Вернувшись на мостик, Гай взял штурвал и сказал:
— Странно, но мы так и не узнали друг друга.
— В этом нет ничего странного.
— Да, наверное. — Он провел яхту за мол и привязал ее к пирсу. Они вышли на пристань, подошли вместе к машине, и Гай, открыв дверцу, предложил: — Я отвезу тебя домой.
— Спасибо. Я пройдусь пешком. Хороший денек и вообще.
— И вообще тебе хочется пройтись.
— Да.
— Ну что же, — сказал Гай и закрыл дверцу.

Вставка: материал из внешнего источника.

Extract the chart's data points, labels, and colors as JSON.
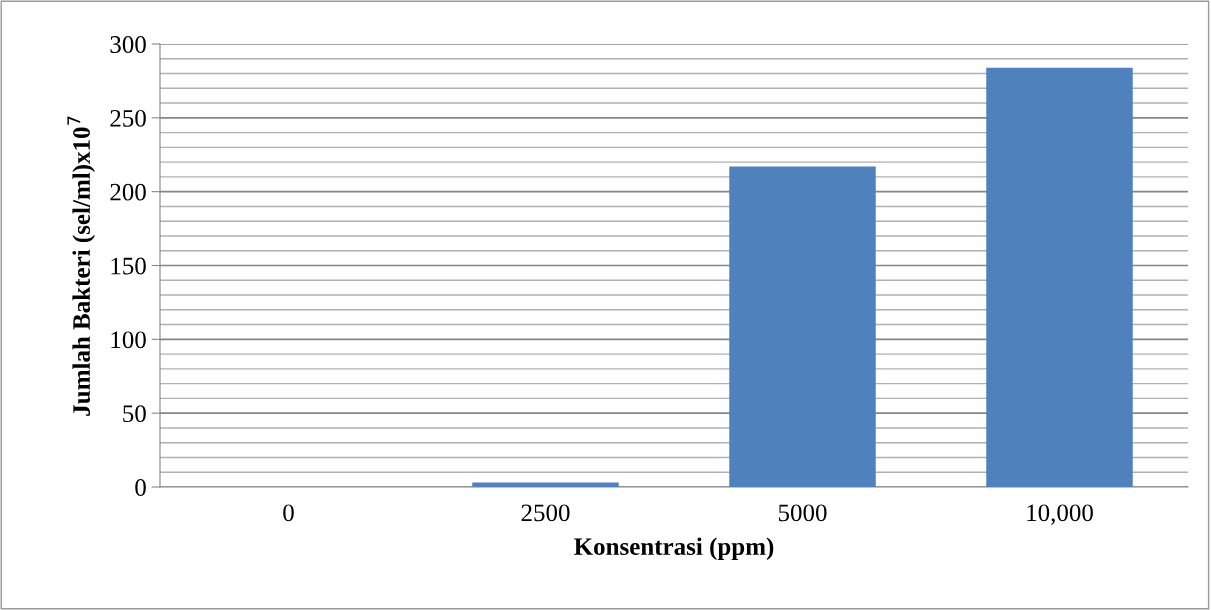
{
  "chart_data": {
    "type": "bar",
    "xlabel": "Konsentrasi (ppm)",
    "ylabel": "Jumlah Bakteri (sel/ml)x10$^{7}$",
    "categories": [
      "0",
      "2500",
      "5000",
      "10,000"
    ],
    "values": [
      0,
      3,
      217,
      284
    ],
    "color": "#4f81bd",
    "ylim": [
      0,
      300
    ],
    "yticks": [
      0,
      50,
      100,
      150,
      200,
      250,
      300
    ],
    "grid": "y"
  }
}
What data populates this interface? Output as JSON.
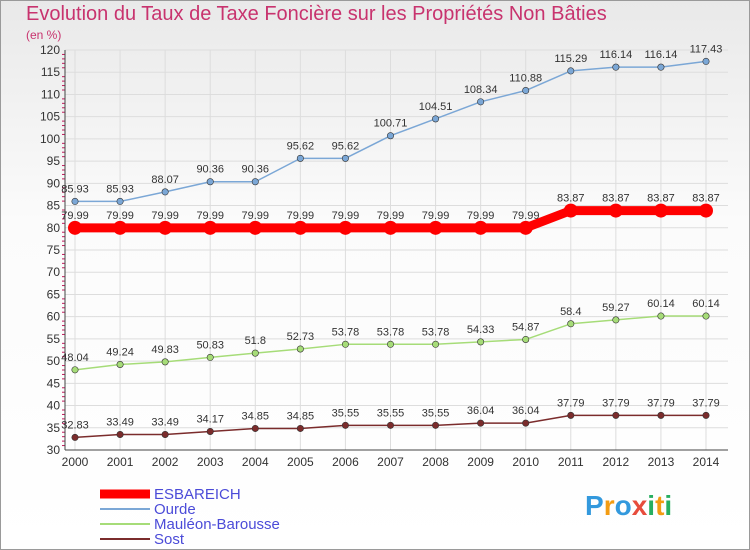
{
  "chart_data": {
    "type": "line",
    "title": "Evolution du Taux de Taxe Foncière sur les Propriétés Non Bâties",
    "subtitle": "(en %)",
    "xlabel": "",
    "ylabel": "",
    "ylim": [
      30,
      120
    ],
    "yticks": [
      30,
      35,
      40,
      45,
      50,
      55,
      60,
      65,
      70,
      75,
      80,
      85,
      90,
      95,
      100,
      105,
      110,
      115,
      120
    ],
    "x": [
      "2000",
      "2001",
      "2002",
      "2003",
      "2004",
      "2005",
      "2006",
      "2007",
      "2008",
      "2009",
      "2010",
      "2011",
      "2012",
      "2013",
      "2014"
    ],
    "series": [
      {
        "name": "ESBAREICH",
        "color": "#ff0000",
        "values": [
          79.99,
          79.99,
          79.99,
          79.99,
          79.99,
          79.99,
          79.99,
          79.99,
          79.99,
          79.99,
          79.99,
          83.87,
          83.87,
          83.87,
          83.87
        ],
        "labels": [
          "79.99",
          "79.99",
          "79.99",
          "79.99",
          "79.99",
          "79.99",
          "79.99",
          "79.99",
          "79.99",
          "79.99",
          "79.99",
          "83.87",
          "83.87",
          "83.87",
          "83.87"
        ]
      },
      {
        "name": "Ourde",
        "color": "#7ba7d6",
        "values": [
          85.93,
          85.93,
          88.07,
          90.36,
          90.36,
          95.62,
          95.62,
          100.71,
          104.51,
          108.34,
          110.88,
          115.29,
          116.14,
          116.14,
          117.43
        ],
        "labels": [
          "85.93",
          "85.93",
          "88.07",
          "90.36",
          "90.36",
          "95.62",
          "95.62",
          "100.71",
          "104.51",
          "108.34",
          "110.88",
          "115.29",
          "116.14",
          "116.14",
          "117.43"
        ]
      },
      {
        "name": "Mauléon-Barousse",
        "color": "#a6dc78",
        "values": [
          48.04,
          49.24,
          49.83,
          50.83,
          51.8,
          52.73,
          53.78,
          53.78,
          53.78,
          54.33,
          54.87,
          58.4,
          59.27,
          60.14,
          60.14
        ],
        "labels": [
          "48.04",
          "49.24",
          "49.83",
          "50.83",
          "51.8",
          "52.73",
          "53.78",
          "53.78",
          "53.78",
          "54.33",
          "54.87",
          "58.4",
          "59.27",
          "60.14",
          "60.14"
        ]
      },
      {
        "name": "Sost",
        "color": "#7b2c2c",
        "values": [
          32.83,
          33.49,
          33.49,
          34.17,
          34.85,
          34.85,
          35.55,
          35.55,
          35.55,
          36.04,
          36.04,
          37.79,
          37.79,
          37.79,
          37.79
        ],
        "labels": [
          "32.83",
          "33.49",
          "33.49",
          "34.17",
          "34.85",
          "34.85",
          "35.55",
          "35.55",
          "35.55",
          "36.04",
          "36.04",
          "37.79",
          "37.79",
          "37.79",
          "37.79"
        ]
      }
    ],
    "legend": "bottom-left"
  },
  "logo": {
    "letters": [
      "P",
      "r",
      "o",
      "x",
      "i",
      "t",
      "i"
    ],
    "colors": [
      "#3399dd",
      "#f39c12",
      "#3399dd",
      "#e74c3c",
      "#27ae60",
      "#f39c12",
      "#27ae60"
    ]
  }
}
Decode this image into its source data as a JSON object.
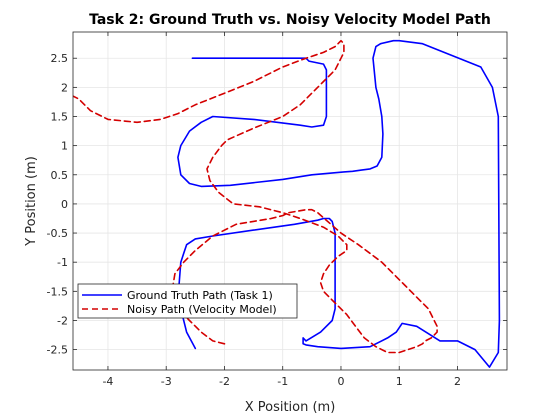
{
  "chart_data": {
    "type": "line",
    "title": "Task 2: Ground Truth vs. Noisy Velocity Model Path",
    "xlabel": "X Position (m)",
    "ylabel": "Y Position (m)",
    "xlim": [
      -4.6,
      2.85
    ],
    "ylim": [
      -2.85,
      2.95
    ],
    "xticks": [
      -4,
      -3,
      -2,
      -1,
      0,
      1,
      2
    ],
    "yticks": [
      -2.5,
      -2,
      -1.5,
      -1,
      -0.5,
      0,
      0.5,
      1,
      1.5,
      2,
      2.5
    ],
    "xtick_labels": [
      "-4",
      "-3",
      "-2",
      "-1",
      "0",
      "1",
      "2"
    ],
    "ytick_labels": [
      "-2.5",
      "-2",
      "-1.5",
      "-1",
      "-0.5",
      "0",
      "0.5",
      "1",
      "1.5",
      "2",
      "2.5"
    ],
    "grid": true,
    "legend_position": "bottom-left",
    "series": [
      {
        "name": "Ground Truth Path (Task 1)",
        "color": "#0000ff",
        "style": "solid",
        "x": [
          -2.5,
          -2.65,
          -2.75,
          -2.78,
          -2.75,
          -2.7,
          -2.65,
          -2.5,
          -2.2,
          -1.5,
          -0.8,
          -0.4,
          -0.3,
          -0.2,
          -0.15,
          -0.1,
          -0.1,
          -0.15,
          -0.35,
          -0.6,
          -0.65,
          -0.65,
          -0.6,
          -0.4,
          0.0,
          0.5,
          0.8,
          0.95,
          1.05,
          1.3,
          1.7,
          2.0,
          2.3,
          2.55,
          2.7,
          2.72,
          2.7,
          2.6,
          2.4,
          1.4,
          1.0,
          0.9,
          0.68,
          0.6,
          0.55,
          0.6,
          0.65,
          0.7,
          0.72,
          0.7,
          0.62,
          0.5,
          0.35,
          0.2,
          0.05,
          -0.5,
          -1.0,
          -1.9,
          -2.4,
          -2.6,
          -2.75,
          -2.8,
          -2.75,
          -2.6,
          -2.4,
          -2.2,
          -1.5,
          -0.7,
          -0.5,
          -0.3,
          -0.25,
          -0.25,
          -0.3,
          -0.55,
          -0.6,
          -0.6,
          -1.0,
          -1.6,
          -2.0,
          -2.4,
          -2.55
        ],
        "y": [
          -2.48,
          -2.2,
          -1.8,
          -1.4,
          -1.0,
          -0.85,
          -0.7,
          -0.6,
          -0.55,
          -0.45,
          -0.35,
          -0.28,
          -0.25,
          -0.25,
          -0.3,
          -0.5,
          -1.8,
          -2.0,
          -2.2,
          -2.35,
          -2.3,
          -2.4,
          -2.42,
          -2.45,
          -2.48,
          -2.45,
          -2.3,
          -2.2,
          -2.05,
          -2.1,
          -2.35,
          -2.35,
          -2.5,
          -2.8,
          -2.55,
          -2.0,
          1.5,
          2.0,
          2.35,
          2.75,
          2.8,
          2.8,
          2.75,
          2.7,
          2.5,
          2.0,
          1.8,
          1.5,
          1.2,
          0.8,
          0.65,
          0.6,
          0.58,
          0.56,
          0.55,
          0.5,
          0.42,
          0.32,
          0.3,
          0.35,
          0.5,
          0.8,
          1.0,
          1.25,
          1.4,
          1.5,
          1.45,
          1.35,
          1.32,
          1.35,
          1.5,
          2.3,
          2.4,
          2.45,
          2.5,
          2.5,
          2.5,
          2.5,
          2.5,
          2.5,
          2.5
        ]
      },
      {
        "name": "Noisy Path (Velocity Model)",
        "color": "#d40000",
        "style": "dashed",
        "x": [
          -2.0,
          -2.2,
          -2.4,
          -2.6,
          -2.8,
          -2.9,
          -2.85,
          -2.7,
          -2.5,
          -2.2,
          -1.8,
          -1.2,
          -1.0,
          -0.9,
          -0.6,
          -0.5,
          -0.4,
          0.0,
          0.3,
          0.5,
          0.7,
          0.9,
          1.1,
          1.3,
          1.5,
          1.6,
          1.65,
          1.65,
          1.55,
          1.45,
          1.4,
          1.3,
          1.0,
          0.8,
          0.6,
          0.4,
          0.25,
          0.1,
          -0.1,
          -0.3,
          -0.35,
          -0.3,
          -0.2,
          -0.05,
          0.1,
          0.1,
          -0.05,
          -0.3,
          -0.7,
          -1.0,
          -1.4,
          -1.85,
          -2.1,
          -2.25,
          -2.3,
          -2.2,
          -2.05,
          -1.95,
          -1.5,
          -1.0,
          -0.7,
          -0.5,
          -0.3,
          -0.1,
          0.0,
          0.05,
          0.05,
          0.0,
          -0.1,
          -0.3,
          -0.6,
          -1.0,
          -1.5,
          -2.0,
          -2.5,
          -2.8,
          -3.1,
          -3.5,
          -4.0,
          -4.3,
          -4.5,
          -4.6
        ],
        "y": [
          -2.4,
          -2.35,
          -2.2,
          -2.0,
          -1.8,
          -1.5,
          -1.2,
          -1.0,
          -0.8,
          -0.55,
          -0.35,
          -0.25,
          -0.2,
          -0.15,
          -0.1,
          -0.1,
          -0.15,
          -0.5,
          -0.7,
          -0.85,
          -1.0,
          -1.2,
          -1.4,
          -1.6,
          -1.8,
          -2.0,
          -2.1,
          -2.2,
          -2.3,
          -2.35,
          -2.4,
          -2.45,
          -2.55,
          -2.55,
          -2.45,
          -2.3,
          -2.1,
          -1.9,
          -1.7,
          -1.5,
          -1.35,
          -1.2,
          -1.05,
          -0.9,
          -0.8,
          -0.7,
          -0.55,
          -0.4,
          -0.25,
          -0.15,
          -0.05,
          0.0,
          0.2,
          0.4,
          0.6,
          0.8,
          1.0,
          1.1,
          1.3,
          1.5,
          1.7,
          1.9,
          2.1,
          2.3,
          2.5,
          2.6,
          2.75,
          2.8,
          2.7,
          2.6,
          2.5,
          2.35,
          2.1,
          1.9,
          1.7,
          1.55,
          1.45,
          1.4,
          1.45,
          1.6,
          1.8,
          1.85
        ]
      }
    ]
  }
}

Он посмотрел на ее привычно печальное лицо. — Весной, может быть, будет лучше.
— Может быть.
— Спасибо тебе за компанию.
— Если бы не Лэрри, ты бы с удовольствием отказался от нее.
— Мар, послушай, Мар, — заговорил он вдруг с неожиданной горячностью. — Я знаю, как нужны были тебе эти прогулки на яхте, это бегство от самой себя. Но теперь надо придумать что-то еще. Ты можешь ходить в церковь, посещать женский клуб… что угодно… только не отчаивайся, иначе Лэрри будет совсем худо. Понимаешь? Понимаешь? Пока ты будешь держать себя в руках, будешь веселой, любящей, с ним тоже все будет в порядке. Поэтому ты не должна падать духом. Не должна, ведь…
— Ведь осталось совсем немного. Ты это хотел сказать. Именно это ты и хотел сказать. — Освещенное солнцем овальное лицо Мар выглядело несчастным. Под глазами залегли круги, еще резче обозначились тонкие морщинки у рта. Она гортанно рассмеялась.
— Я хотела опереться на тебя, Гай. И всегда злилась на тебя, потому что ты недостаточно тверд, слишком человечен, чтобы поддерживать всех нас и быть доктором, другом, нянькой… всем. Ты слишком человечен, чтобы не переживать за все и за всех нас…
— Мар… послушай, Мар…
— Весной, — сказала она. Потом добавила: — До свидания, Цезарь. Я люблю тебя, Цезарь.
Мгновение она помедлила, потом быстро помахала рукой и пошла по дороге, изрытой глубокими колеями. Она шла, наклонив голову от ветра.
Воскресные ужины индепендентской церкви Ист-Нортона штата Массачусетс женская половина города посещала с удовольствием, мужчины же принимали их с мрачной покорностью. Они устраивались в подвале церкви — большом голом помещении с низкими потолками, где деревянные столы были расставлены в виде буквы П, чтобы люди могли «поближе познакомиться». Все уже давно знали друг друга, да и друг о друге тоже. Так что под видом светского разговора они просто сплетничали, к тому же, кроме погоды и сбора пожертвований на новую колокольню, говорить было не о чем.
Миссис Фрэнсис Треливен, жена священника, была официальной устроительницей этих приемов. С годами, однако, эту честь присвоила себе Клара Коффин. Именно она завладела вниманием Мар в этот первый вечер, а Фрэнсис Треливен порхала возле них подбитой птичкой, выглядывая из-за мощной спины Клары и щебеча свои «здравствуйте, здравствуйте», перекрываемые громогласными сердечными приветствиями настоящей хозяйки.